Non Operative Management of Traumatic Pneumopericardium: Case Report
- 1. Department of Cardiovascular Surgery, Institute for Cardiovascular Diseases C.C. Iliescu, Romania
Pneumopericardium is a rare complication of blunt or penetrating chest trauma. GCS was 15. Simple penumopericardium can evolve to tension pneumopericardium with circulatory collapse. In this case, urgent drainage of the pericardial sac is mandatory. We present a case study of a 31 years old patient who presented with simple pneumpopericardium as a result of a chest stab wound. Due to his stable condition, we considered that non operative (conservative) management was the best strategy for this patient. This consists in intensive monitoring in intensive care for 24 hours and another 48 hours in critical care unit before being transferred in to a normal chamber, adequate pain control and antibiotic treatment. CT scan in the 5th day revealed no penumopericardium. Patient was discharged on the 7th day
Pneumopericardium, Trauma, Non operative management
Robu M (2022) Non Operative Management of Traumatic Pneumopericardium: Case Report. Ann Emerg Surg 6(1): 1035.
Pneumopericardium is defined as the presence of air within the pericardial space. It is a rare complication of blunt or penetrating chest trauma [1,2]. Simple pneumopericardium fallowing chest trauma does not produce any circulatory compromise but can evolve in tension pneumopericardium with circulatory collapse . Management of tension pneumopericardium requires immediate drainage of the pericardial sac in order to achieve hemodynamic stability, preferable by a sub-xiphoid pericardial window (SPW) . However, management of a simple pneumopericardium in a hemodynamic stable patient is more complicated. There are currently two strategies in the literature. First strategy is prophylactic decompression in order to prevent progression to tension penumopericardium. Second strategy is conservative and consists in monitoring the patient. The fallowing case study presents the non operative management of a simple traumatic pneumopericardium.
We present a case study of a 31 years old male admitted in the emergency department for chest trauma. GCS was 15. At the moment of admission in the emergency department, patient is hemodynamically and respiratory stable. Patient blood pressure was 147/100mmHg, regular heart rate at 100bpm, 100% O2 saturation, respiratory rate of 16/min, GCS E4,V5, M6, conscious. Physical examination reveals normal heart and lung sounds and a soft and non distended abdomen. Patient presents a 6 cm irregular subxifoid stab wound, with no active bleeding witch was sutured. Emergency transthoracic echography reveals no tamponade and normal function and dimensions of heart chambers. An emergency CT scan of the chest and abdomen revealed a substernal penetrating wound to the pericardium with pneumopercardium with no intrapericardial hematomas, no pneumothorax and no abdominal lesions (Figure 1a,b,c). Patient remains stable, receives adequate pain control and antibiotics and is transferred in intensive care for monitoring. After 24h, patient remains stable and is transferred to cardiology ward for further surveillance. Patient rests for 48h in critical care unit before he is transferred to a normal chamber. Only pain medication and antibiotics are administrated. Transthoracic echography of the heart performed in day 2 reveals normal function and dimensions of the heart chambers, normal valves and no tamponade but this examination proves difficult to visualize any air in the pericardium. Patient remains stable and in the 5th day another CT scan of the thorax is performed. This examination reveals no pneumopericardium or pneumothorax and no mediastinal hematomas, false aneurisms or collections (Figure 2). Patient is discharged in the 7th day with normal evolution of the wound and no evidence of infection.

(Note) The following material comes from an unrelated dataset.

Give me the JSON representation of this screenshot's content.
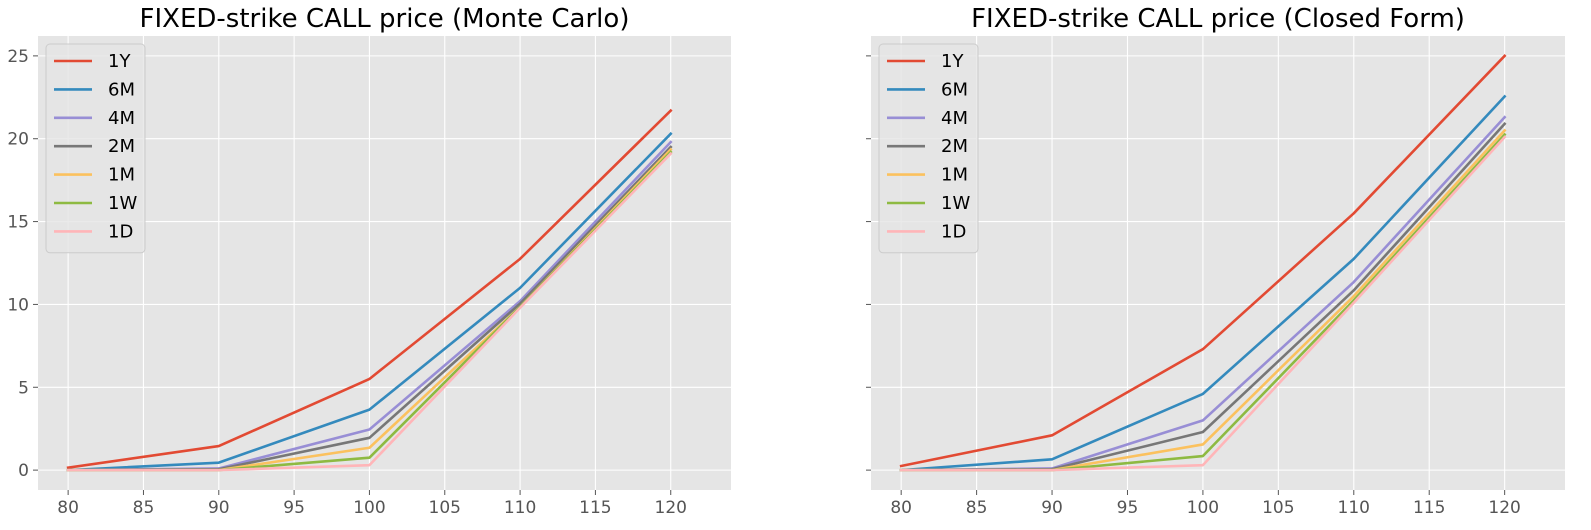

In the management of such a condition. The alternative is drainage of the pericardial space either percutaneous or surgically (SPW). In this case we preferred a non-surgical approach (conservative) with good end results. The main reason for this choice was the stable condition of the patient. Beside the pneumopericardium no other life-threatening conditions were associated. In this case conservative management eliminated the risk associated with invasive procedures such as SPW. In our opinion, the key when choosing this strategy is always considering the risk of progression from simple to tension penumoperitoneum. We recomand 24h surveillance in intensive care and at least 24-48h of surveillance on critical care unit before transferring the patient in to a normal chamber.